Located in southwest England in the county of Devon, Dartmoor is a British National Park that’s known for its rocky landscape, its rolling vistas, its forests and rivers, and the wildlife that call it home. It’s the perfect place for hiking, camping, and other activities, but it’s also great for sightseeing and even for getting to know the history of the county and the country.
1. Go for a walk
You could walk around Dartmoor every weekend without ever retracing your steps thanks to the huge number of hiking routes in the area and the fact that it’s 368 square miles, making it bigger than New York City. Just make sure that you’re wearing appropriate clothing and that you take a mobile phone and plenty of water.
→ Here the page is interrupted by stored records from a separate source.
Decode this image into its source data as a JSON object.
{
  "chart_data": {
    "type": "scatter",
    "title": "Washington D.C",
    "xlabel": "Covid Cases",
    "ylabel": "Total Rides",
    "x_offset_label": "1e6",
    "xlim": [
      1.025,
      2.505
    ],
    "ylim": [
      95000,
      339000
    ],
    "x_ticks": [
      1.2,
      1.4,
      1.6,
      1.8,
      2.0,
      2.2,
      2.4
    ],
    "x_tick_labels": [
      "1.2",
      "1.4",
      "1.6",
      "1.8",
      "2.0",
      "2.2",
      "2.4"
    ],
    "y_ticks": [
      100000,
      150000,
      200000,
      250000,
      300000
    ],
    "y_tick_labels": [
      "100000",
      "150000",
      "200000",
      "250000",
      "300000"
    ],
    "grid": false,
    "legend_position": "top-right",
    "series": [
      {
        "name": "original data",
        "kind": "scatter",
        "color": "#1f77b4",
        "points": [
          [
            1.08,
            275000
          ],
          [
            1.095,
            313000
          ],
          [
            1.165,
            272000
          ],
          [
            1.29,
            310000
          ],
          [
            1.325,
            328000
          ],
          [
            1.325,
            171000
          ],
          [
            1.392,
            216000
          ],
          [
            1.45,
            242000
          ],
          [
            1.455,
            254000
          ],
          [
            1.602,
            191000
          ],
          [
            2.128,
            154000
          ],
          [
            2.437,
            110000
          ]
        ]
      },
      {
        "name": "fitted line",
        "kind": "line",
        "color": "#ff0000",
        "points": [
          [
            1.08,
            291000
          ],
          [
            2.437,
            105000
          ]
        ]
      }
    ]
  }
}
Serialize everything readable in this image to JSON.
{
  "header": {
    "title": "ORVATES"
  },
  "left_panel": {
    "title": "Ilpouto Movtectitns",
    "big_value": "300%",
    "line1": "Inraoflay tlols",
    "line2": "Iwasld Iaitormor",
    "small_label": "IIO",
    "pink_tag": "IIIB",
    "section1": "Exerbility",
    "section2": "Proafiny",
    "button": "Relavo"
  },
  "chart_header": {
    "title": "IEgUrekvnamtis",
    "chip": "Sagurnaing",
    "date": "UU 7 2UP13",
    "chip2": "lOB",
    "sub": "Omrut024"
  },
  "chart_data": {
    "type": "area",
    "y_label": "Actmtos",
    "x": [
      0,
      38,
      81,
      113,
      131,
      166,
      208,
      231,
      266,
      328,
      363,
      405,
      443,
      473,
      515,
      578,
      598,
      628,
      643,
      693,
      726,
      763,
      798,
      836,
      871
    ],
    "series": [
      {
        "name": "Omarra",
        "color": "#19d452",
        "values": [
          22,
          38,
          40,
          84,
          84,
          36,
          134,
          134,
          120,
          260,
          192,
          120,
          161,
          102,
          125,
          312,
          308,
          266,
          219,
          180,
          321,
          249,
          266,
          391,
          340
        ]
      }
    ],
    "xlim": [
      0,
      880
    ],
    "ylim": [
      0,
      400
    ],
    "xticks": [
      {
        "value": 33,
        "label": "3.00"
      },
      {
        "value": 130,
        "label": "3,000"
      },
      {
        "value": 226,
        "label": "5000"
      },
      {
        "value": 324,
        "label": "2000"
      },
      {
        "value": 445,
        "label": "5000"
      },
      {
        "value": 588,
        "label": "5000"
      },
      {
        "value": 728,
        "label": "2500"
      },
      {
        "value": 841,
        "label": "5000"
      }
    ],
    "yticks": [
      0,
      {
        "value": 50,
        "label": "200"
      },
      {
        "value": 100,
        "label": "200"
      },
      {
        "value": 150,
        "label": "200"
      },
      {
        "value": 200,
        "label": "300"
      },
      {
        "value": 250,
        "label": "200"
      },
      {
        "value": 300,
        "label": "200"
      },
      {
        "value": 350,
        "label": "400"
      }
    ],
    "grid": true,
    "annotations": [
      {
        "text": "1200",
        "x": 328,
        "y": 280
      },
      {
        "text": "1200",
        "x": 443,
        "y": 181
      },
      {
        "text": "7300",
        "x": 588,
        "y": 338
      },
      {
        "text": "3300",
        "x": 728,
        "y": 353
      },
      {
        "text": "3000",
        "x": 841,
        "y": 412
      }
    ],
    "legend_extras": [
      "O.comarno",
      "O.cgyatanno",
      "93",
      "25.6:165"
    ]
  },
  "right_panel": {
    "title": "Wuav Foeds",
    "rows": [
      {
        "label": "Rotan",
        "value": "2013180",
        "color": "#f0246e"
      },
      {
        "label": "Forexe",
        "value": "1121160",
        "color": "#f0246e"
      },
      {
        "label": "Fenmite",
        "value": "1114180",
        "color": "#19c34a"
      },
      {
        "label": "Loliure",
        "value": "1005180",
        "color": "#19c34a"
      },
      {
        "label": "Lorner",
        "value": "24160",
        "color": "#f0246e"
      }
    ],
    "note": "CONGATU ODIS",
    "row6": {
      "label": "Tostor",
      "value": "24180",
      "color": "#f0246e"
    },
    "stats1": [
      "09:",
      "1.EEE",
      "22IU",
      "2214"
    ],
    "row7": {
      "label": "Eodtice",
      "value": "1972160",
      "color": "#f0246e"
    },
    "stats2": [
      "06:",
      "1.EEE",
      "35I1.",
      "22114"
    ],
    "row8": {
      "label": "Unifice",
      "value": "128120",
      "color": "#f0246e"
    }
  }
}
2. Take a ride on the South Devon Railway
Running between Buckfastleigh and Totnes, the South Devon Railway is a seven-mile steam train ride. As a general rule, it’s best to ride from Totnes to Buckfastleigh and to spend the day there, enjoying the sites and cafes. It’s also only a mile or so away from Buckfast Abbey, a working monastery that’s known for the tonic wine its monks produce.
3. Check out Canonteign Falls
Canonteign Falls is the tallest man-made waterfall in the country, surrounded by parks and countryside and located in the scenic Teign Valley. This is definitely not one to miss if you’re attracted to Dartmoor because of its outstanding natural beauty, and while it is a pretty big waterfall for the UK, it’s tiny compared to some of the world’s biggest. It just goes to show that waterfalls don’t have to be big to be beautiful.
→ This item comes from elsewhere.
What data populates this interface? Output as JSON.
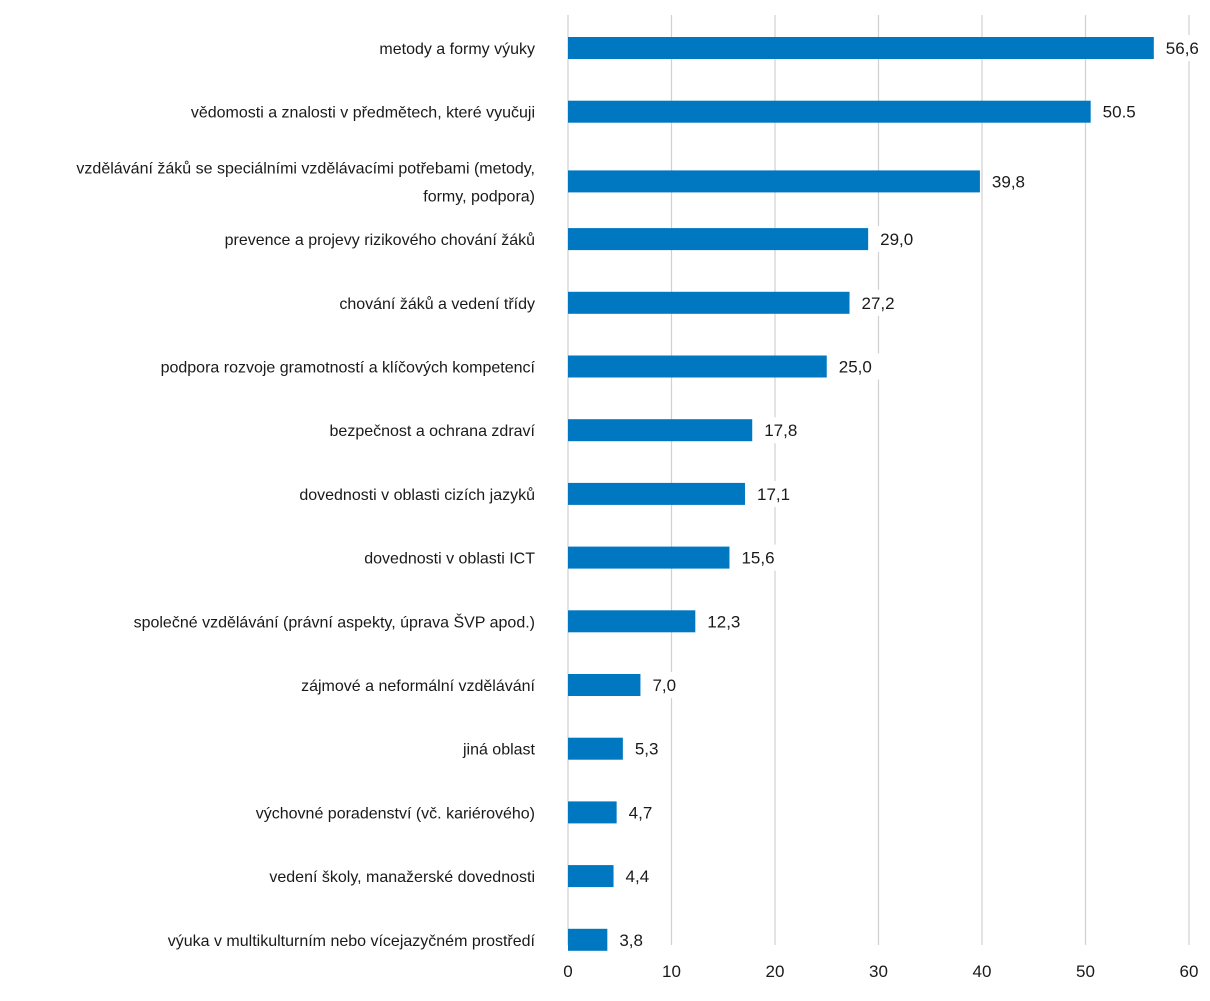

4. Visit London, the capital
One of the good things about visiting the United Kingdom is that everything’s reasonably close together, and you can get from one side of the country to another in just a few hours. That means you can get to London and back in a day and still have plenty of time to see sights, so the real question becomes which attractions you want to prioritise.
5. Take a cruise
Because Dartmoor is close to England’s south west coast, it’s easy to pay a visit to the seaside or even to take an Iceland cruise from nearby Plymouth. You can even cruise to England, spend a week or so in Dartmoor and the surrounding areas and then cruise away again. If you’re going to Dartmoor for an outdoor adventure, it makes sense to make that adventure last as long as possible.
Now that you know how to have an outdoor adventure on Dartmoor and the surrounding areas, the next step is for you to start planning your visit. The good news is that there are plenty of options when it comes to where you stay and which attractions you visit, and the ideas that we’ve suggested here are just a few ideas to get you started. Feel free to build on them and to create a custom itinerary of your own. Happy travels!